Announcing the nationalisation of Banco de Venezuela, which will now be "put at the service of the people", Venezuelan President Hugo Chavez stated during a live televised broadcast on July 31 that it would be transformed into a "socialist bank".
Chavez insisted that "profits will not go to one private group, they will be invested in socialist social development".
That same day, on the last day that Chavez was able to use the powers granted for an 18-month period by the National Assembly for the president to decree laws, Chavez also decreed 26 wide-ranging reforms.
The package of laws, which deal with areas such as the banking, agriculture, public administration, and the armed forces, are aimed at deepening the government's pro-poor economic policies and strengthening popular participation in the political and economic sphere.
"Do you know who use to write the laws here?" asked Chavez, speaking at an event that same day to hand over resources to local communal councils. "Law firms paid by the national bourgeoisie, ambassadors wrote the laws ... the old law on banks, the private banks wrote it ..."
"Now it is the people who rule here and while Chavez is here it will be the people who rule, not the oligarchy."
New offensive
Together these two measures represent a new offensive by Venezuela's revolutionary government against corporate interests. It takes up, in different forms, elements of Chavez's proposed constitutional reforms, narrowly defeated in the December 2 referendum last year.
Those package of reforms were aimed at deepening the revolution and opening the path towards socialism by eliminating some of the pro-capital elements of the existing constitution (such as "autonomy" for the central bank and state promotion of the private sector) — as well as attacking the state bureaucracy (by incorporating the social missions, creating new power structures and restructuring the armed forces) and creating space for the expansion of popular power.
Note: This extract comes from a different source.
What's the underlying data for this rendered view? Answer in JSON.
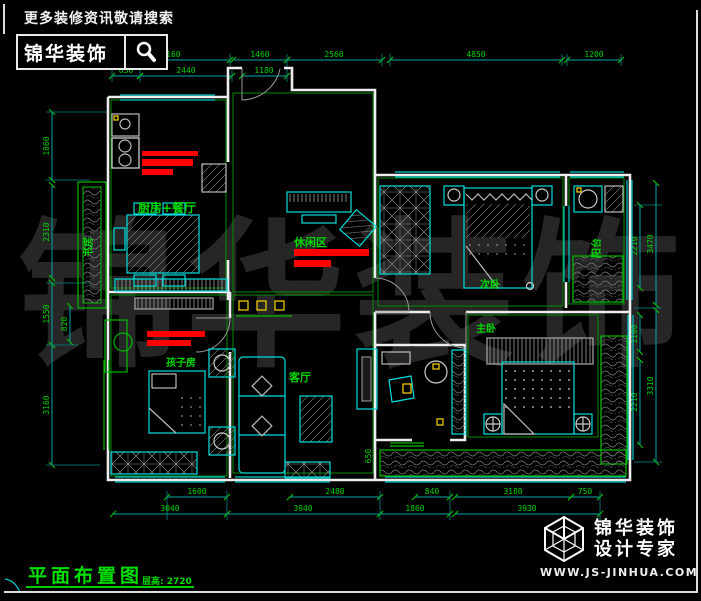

The defeat occurred largely due to the complexity of the reforms and the failure of the government, faced with a propaganda onslaught from the corporate media, to convince its mass base among the poor of the reform's importance. Another factor was discontent within the revolution's mass base about government inaction in the face of growing problems, including food shortages.
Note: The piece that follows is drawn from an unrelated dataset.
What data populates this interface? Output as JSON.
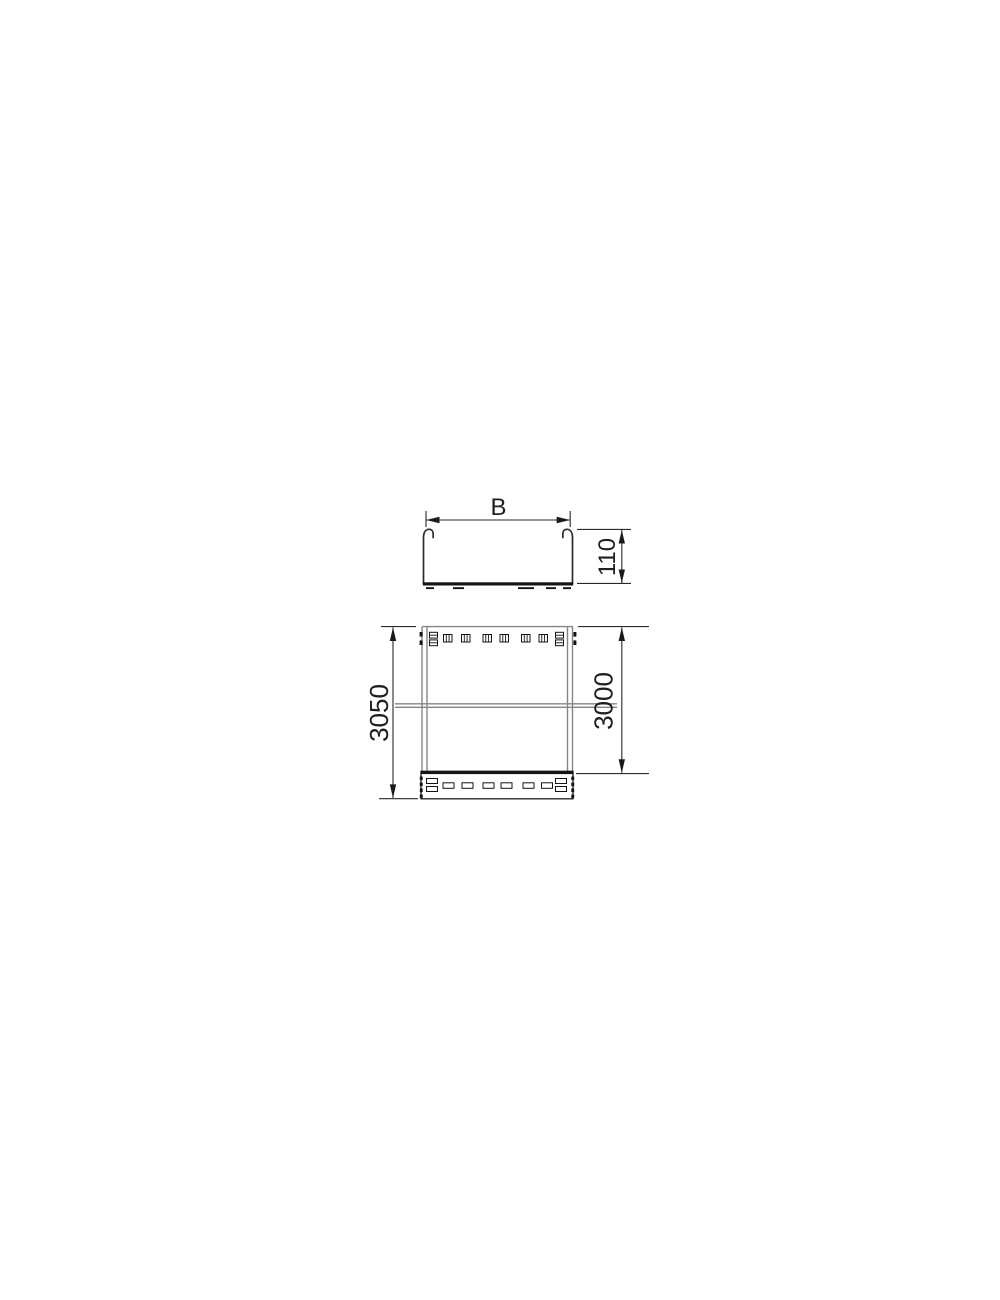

Close to three million people who voted for Chavez in 2006 abstained from the referendum.
Chavez stated after the defeat that he was obliged "to slow down the pace" of the revolution.
However, Chavez stated on August 2 that he was now "convinced that the political and economic conditions exist to go deep into the socialist revolution" because "we are stronger now".
"We must not for a second lose the impulse towards our goal" he added the following day, declaring that if neglected for a second, the impulse would be lost.
Bank nationalisation
The nationalisation of Banco de Venezuela followed the announcement by its Spanish owners, Grupo Santander, that they were in the process of selling it to a Venezuelan banker.
Venezuela law requires that all bank takeovers and mergers receive government approval.
Chavez ordered the government to not approve the sale and instead to negotiate its purchase. Although it attempted to argue it no longer wished to sell, Grupo Santander are now negotiating the buy-out.
Banco de Venezuela is one of Venezuela's four major banks that control 80% of the sector.
Over the last decade, the financial sector, until now mostly untouched by the government, has recorded massive profits as the Venezuelan economy has powered ahead. Last year, Banco de Venezuela earned US$170 million profits in the first half of the year, a 29% increase from the previous year.
The public banking sector will now represent 24.38% of deposits and 16.44% of credit loans. The number of public banking outlets will almost double to 633.
This greater public control will allow the government to have greater influence in directing loans towards promoting national development.
The nationalisation also comes following a "second wave" of government takeovers earlier this year in the steel, cement and food production industries. In early 2007, the government carried out nationalisations in the telecommunications, electrical and petroleum industry.
Law decrees
The major focus of the 26 law decrees is on increasing popular participation in all spheres.
While the "public administration law" gives legal recognition to the social missions, structures created outside the existing state bureaucracy to tackle the needs of the poor, it also facilitates the greater transfer of powers directly to the grass-roots communal councils.
A law on promoting the "popular economy" aims to help create a "a new system of production" that would include collective labour "based on non-alienated relations of production" and the promotion of social and collective property.
Four days before the decrees were announced Chavez had stressed the importance of building "communes", to which local communal councils would elect representatives, "because if there are no communes how do we transfer property?"
The "law of access to goods and services" allows for the government to expropriate all parts of the production chain of necessary goods, such as food, without the prior approval of the National Assembly, as has been the case until now.
Venezuela has suffered from food shortages partly caused by hoarding and speculation by capitalists seeking to break price controls and undermine the government.
Social participation in agricultural production via the communal councils is also guaranteed.
The "law on food sovereignty and security" also establishes that private and public agro-industry have to give preference to national agricultural producers, with the import of products only authorised when national production is insufficient. Exports are permissible once it has been determined that the internal market has been supplied.
In the military sphere, the new law on the National Armed Forces (FAN), incorporates the "national militias" into the now explicitly "Bolivarian" FAN. Chavez explained on August 3 that "it is not only the name that changed, it is a change in the structure of the armed forces".
A further twenty laws were foreshadowed to be discussed in parliament and in the communities.